Classer les êtres vivants c’est rechercher leurs points communs pour effectuer des regroupements, c’est rechercher une certaine unité dans la diversité. Des résultats de cette activité naît la notion de parenté entre les êtres vivants : plus des êtres vivants présentent des caractères (appelés également " attributs ") en commun, plus ils sont apparentés. On devine derrière ces " parentés " une idée d’évolution.

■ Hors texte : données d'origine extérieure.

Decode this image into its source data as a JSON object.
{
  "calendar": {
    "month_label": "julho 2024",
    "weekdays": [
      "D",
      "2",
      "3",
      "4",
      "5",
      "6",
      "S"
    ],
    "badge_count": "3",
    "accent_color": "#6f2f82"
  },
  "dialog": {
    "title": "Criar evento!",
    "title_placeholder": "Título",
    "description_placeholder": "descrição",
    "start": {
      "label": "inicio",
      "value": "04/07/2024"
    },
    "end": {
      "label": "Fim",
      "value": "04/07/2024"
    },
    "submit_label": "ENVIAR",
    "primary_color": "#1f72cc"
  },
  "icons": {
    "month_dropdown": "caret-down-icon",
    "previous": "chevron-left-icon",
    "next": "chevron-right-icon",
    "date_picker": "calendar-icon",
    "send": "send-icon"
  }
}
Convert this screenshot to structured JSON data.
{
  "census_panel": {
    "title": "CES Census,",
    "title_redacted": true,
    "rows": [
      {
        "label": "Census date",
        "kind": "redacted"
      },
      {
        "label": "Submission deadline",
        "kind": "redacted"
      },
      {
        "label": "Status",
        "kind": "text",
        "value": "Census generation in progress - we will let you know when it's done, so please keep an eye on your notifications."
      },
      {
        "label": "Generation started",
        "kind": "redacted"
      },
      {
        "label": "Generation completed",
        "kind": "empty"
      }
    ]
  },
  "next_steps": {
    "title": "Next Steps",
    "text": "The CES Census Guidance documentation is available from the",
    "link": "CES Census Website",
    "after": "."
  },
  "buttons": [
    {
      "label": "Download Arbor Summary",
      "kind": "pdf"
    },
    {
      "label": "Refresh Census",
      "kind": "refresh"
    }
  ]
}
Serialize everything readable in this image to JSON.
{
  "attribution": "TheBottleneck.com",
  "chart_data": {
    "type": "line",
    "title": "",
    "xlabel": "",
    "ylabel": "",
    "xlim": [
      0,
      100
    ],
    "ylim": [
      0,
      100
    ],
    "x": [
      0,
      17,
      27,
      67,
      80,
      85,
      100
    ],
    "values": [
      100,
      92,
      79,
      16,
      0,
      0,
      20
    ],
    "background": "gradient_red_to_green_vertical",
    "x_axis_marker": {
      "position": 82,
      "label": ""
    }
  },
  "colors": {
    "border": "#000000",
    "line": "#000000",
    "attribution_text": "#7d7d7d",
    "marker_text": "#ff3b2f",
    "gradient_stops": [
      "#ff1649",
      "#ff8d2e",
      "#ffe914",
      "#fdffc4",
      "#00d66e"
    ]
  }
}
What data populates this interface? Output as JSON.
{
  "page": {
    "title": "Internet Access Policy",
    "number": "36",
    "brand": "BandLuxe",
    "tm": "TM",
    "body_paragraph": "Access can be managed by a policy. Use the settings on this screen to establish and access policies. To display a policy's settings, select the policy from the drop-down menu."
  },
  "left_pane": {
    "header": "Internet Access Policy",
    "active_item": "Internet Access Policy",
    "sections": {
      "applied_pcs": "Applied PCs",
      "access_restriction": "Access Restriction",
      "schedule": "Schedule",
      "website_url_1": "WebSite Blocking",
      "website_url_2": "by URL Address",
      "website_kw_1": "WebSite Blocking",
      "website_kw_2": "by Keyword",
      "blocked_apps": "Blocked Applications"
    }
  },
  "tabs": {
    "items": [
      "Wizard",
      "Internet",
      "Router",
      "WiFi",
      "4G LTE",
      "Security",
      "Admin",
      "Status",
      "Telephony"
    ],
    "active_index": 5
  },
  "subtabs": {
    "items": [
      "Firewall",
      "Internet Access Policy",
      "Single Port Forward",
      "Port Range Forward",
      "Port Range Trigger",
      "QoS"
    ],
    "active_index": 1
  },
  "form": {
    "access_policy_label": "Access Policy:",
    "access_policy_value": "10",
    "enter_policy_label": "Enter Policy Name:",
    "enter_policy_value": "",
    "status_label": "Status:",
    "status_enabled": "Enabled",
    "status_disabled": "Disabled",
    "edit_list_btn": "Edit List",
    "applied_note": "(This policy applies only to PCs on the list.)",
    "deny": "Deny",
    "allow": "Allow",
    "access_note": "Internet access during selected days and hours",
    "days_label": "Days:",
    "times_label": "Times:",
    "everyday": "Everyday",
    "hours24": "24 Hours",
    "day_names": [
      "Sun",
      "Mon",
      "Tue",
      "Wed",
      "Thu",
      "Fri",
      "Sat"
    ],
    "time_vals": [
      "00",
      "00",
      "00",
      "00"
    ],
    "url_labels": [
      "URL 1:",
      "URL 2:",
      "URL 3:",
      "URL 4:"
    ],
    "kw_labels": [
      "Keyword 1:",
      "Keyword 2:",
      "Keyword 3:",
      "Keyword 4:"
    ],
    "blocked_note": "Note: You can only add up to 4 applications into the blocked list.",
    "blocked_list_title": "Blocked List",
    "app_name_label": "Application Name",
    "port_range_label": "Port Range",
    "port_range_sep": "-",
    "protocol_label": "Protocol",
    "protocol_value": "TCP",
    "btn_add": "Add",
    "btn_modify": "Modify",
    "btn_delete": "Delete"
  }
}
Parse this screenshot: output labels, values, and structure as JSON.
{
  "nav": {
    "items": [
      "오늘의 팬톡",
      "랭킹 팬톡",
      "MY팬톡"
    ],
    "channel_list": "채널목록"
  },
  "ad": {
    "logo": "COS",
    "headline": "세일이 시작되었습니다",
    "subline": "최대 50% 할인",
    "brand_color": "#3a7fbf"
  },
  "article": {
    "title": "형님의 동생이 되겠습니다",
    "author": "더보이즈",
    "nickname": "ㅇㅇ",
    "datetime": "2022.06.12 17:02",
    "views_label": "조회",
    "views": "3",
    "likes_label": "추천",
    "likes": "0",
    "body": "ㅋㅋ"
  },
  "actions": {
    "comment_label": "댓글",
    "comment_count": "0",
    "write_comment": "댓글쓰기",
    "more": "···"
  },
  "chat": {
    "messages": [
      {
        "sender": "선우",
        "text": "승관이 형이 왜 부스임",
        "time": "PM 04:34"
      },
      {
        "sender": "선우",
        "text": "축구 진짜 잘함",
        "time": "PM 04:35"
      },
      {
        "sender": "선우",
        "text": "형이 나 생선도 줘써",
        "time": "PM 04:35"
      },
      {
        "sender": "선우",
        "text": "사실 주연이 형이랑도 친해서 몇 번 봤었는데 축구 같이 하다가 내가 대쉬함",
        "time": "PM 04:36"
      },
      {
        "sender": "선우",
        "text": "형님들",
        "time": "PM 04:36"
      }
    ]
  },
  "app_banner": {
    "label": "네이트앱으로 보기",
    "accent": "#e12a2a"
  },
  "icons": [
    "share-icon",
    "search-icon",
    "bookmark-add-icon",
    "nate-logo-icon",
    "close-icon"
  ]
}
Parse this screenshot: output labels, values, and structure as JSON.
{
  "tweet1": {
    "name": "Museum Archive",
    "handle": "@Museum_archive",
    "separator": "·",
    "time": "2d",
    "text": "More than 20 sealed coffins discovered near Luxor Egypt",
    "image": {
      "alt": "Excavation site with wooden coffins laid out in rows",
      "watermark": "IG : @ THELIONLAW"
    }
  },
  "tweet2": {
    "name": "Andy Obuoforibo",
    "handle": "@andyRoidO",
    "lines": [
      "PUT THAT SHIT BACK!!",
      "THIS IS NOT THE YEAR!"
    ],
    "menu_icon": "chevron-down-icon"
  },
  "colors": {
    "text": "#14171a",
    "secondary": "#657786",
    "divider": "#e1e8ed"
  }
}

Classer selon certains critères : homologie et analogie

Il existe un obstacle majeur aux parentés ainsi trouvées. Les liens de parenté ainsi établis reposent intégralement sur le choix des critères de comparaison. Sont-ils tous fiables ?

 

 

Si le critère principal choisi est par exemple le milieu de vie : requin et dauphin sont les plus apparentés, ils partagent ce milieu de vie en commun.
Si " l’allure " général des animaux est comparé : requin et dauphin sont les plus apparentés, ils ont une morphologie semblable, des nageoires…
Si le critère retenu est, soit l’appareil respiratoire, soit le mode de reproduction (et les organes associés) : alors le dauphin et le chien sont les plus apparentés.
Il faut bien catégoriser les critères de comparaison.

Tout d’abord, on ne peut comparer que ce qui est réellement observé : les liens de parenté sont établis sur la base des ressemblances et non des différences. Dire que deux êtres vivants présentant de nombreuses ressemblances sont très apparentés est probablement juste, par contre dire que deux êtres vivants présentant peu de ressemblances (ou beaucoup de différences) sont peu apparentés est faux. Les parentés ne peuvent s’établir qu’à partir de trois êtres vivants dont deux seront plus apparentés entre eux qu’avec le troisième, car ils présentent davantage de caractères en commun. Dans le même esprit, c’est bien le partage de caractères existant en commun qui est pris en compte et non pas l’absence de caractère. Ainsi on ne décrit plus un groupe d’êtres vivants par les caractères qu’il n’ont pas mais par ceux qu’ils ont et partagent avec d’autres (on peut dire qu’il existe des Vertébrés, ce sont les animaux qui possèdent un squelette axial interne formé de vertèbres, mais on ne peut plus parler " d’Invertébrés " dans les classifications actuelles).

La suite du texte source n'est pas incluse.